L'ancien oligarque a dénoncé à Kiev «la propagande russe qui ment» en traitant les nouvelles autorités ukrainiennes issues de la contestation de «fascistes». «Les fascistes et les nazis ne sont pas plus nombreux ici que dans les rues de Moscou ou de Saint-Pétersbourg (...) Ce sont des gens magnifiques qui ont défendu leur liberté», a-t-il souligné.

Il a également voulu convaincre les Ukrainiens qu'il y avait en Russie des gens qui ne soutenaient pas Vladimir Poutine et qui participaient aux manifestions non-autorisées contre la crise en Ukraine au risque d'être arrêtés.

«Pour ces personnes, l'amitié entre les peuples russe et ukrainien est plus importante que leur propre liberté», a-t-il dit.

Mikhaïl Khodorkovski a fini son discours par la fameuse phrase de Taras Chevtchenko devenue le mot d'ordre des contestataires en Ukraine qu'il a prononcée en ukrainien: «Battez-vous et vous triompherez. Dieu vous aide».

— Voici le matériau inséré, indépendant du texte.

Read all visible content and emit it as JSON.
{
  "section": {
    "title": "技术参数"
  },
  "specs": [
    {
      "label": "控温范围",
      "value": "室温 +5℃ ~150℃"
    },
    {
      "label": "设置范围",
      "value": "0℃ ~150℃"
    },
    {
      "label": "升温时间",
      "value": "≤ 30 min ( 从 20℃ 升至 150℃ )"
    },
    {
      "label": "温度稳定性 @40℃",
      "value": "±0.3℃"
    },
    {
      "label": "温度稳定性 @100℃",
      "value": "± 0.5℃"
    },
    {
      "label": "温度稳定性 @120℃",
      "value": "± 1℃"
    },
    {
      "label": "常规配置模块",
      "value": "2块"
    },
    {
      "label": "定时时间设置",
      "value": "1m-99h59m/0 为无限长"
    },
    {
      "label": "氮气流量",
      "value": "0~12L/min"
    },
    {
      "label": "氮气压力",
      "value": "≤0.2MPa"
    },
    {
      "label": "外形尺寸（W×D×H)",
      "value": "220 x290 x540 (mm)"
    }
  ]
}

Le premier ministre aux États-Unis cette semaine

Le premier ministre ukrainien Arseni Iatseniouk a annoncé dimanche qu'il se rendrait cette semaine aux États-Unis pour discuter d'une sortie de la crise autour de la Crimée ..

«Mercredi prochain, c'est mon adjoint qui présidera le conseil des ministres parce que je pars pour les États-Unis pour discuter au plus haut niveau du règlement de la situation en Ukraine», a déclaré M. Iatseniouk, cité par l'agence Interfax, en ouvrant le conseil des ministres.